Ed Lebow ‘76, to highlight work of William Underhill in 18th Perkins Lecture

Ed Lebow ’76, an award-winning arts writer, scholar, and lecturer, will deliver the 18th Perkins Lecture sponsored by the Alfred Ceramic Art Museum and titled “William Underhill: The Geometry of Beauty.” The lecture will take place on Thursday Nov. 17 at 4:30pm in Nevins Theater on the Alfred University campus and is free to all students, faculty, and University personnel as well as the public.

The Alfred Ceramic Art Museum established the Dorothy Wilson Perkins Ceramic History Lecture Series in 1998, thanks to a generous endowment gift to the Museum by Dr. Lyle Perkins (BFA Alfred '39; MFA Alfred '47) in memory of his wife, Dr. Dorothy Wilson Perkins (BFA Alfred '39).

 Lebow, a 1976 BFA graduate of Alfred University’s School of Art and Design, is the recipient of the National Endowment for the Arts Critics Award. He is the principal author of the upcoming, 2023, book William Underhill: Casting A Legacy produced by the Alfred Ceramic Art Museum and published by Arnoldsche Art Publishers, Stuttgart, Germany.

 Lebow has contributed art criticism, feature articles and essays to museum and gallery catalogues, and such publications as American Ceramics, American Craft, House & Garden, Industrial Design, Metalsmith, Phoenix New Times, Places, Studio Potter, Vogue, and On the Ground. He has written catalogue and book essays on ceramic artists Kenneth Ferguson, Chris Gustin, Karen Karnes, Jean-Pierre Larocque, Joan Miró, Ken Price, Akio Takamori, and Kurk Weiser.  In addition, from 1989 -1996 Lebow provided vision, planning, budgeting, and overall direction for the City of Phoenix’s award-winning Public Art Program, integrating art into architecture and infrastructure.

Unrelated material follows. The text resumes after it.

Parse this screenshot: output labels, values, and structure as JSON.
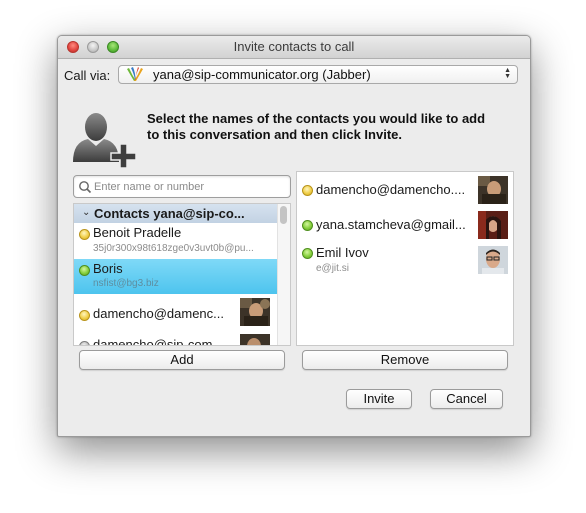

 Lebow writes the following about William Underhill, who taught sculpture at Alfred University from 1967 to 1997, and whose work is currently on display at the Alfred Ceramic Museum:

 “William Underhill was one of the great talents and enigmas of the modern American studio craft movement. He became an acclaimed master of lost-wax casting, pursuing the sculptural potential of bronze vessels with unrivaled persistence and virtuosity. He “molded and scratched the wax until the final bronze surface embodied all of the mystical connotations of a ritualistic object,” said Lee Nordness in his groundbreaking 1969 “Objects USA” survey of modern studio crafts. Then he left the limelight to ceaselessly explore the power of beauty and form-making to shape the spirit.”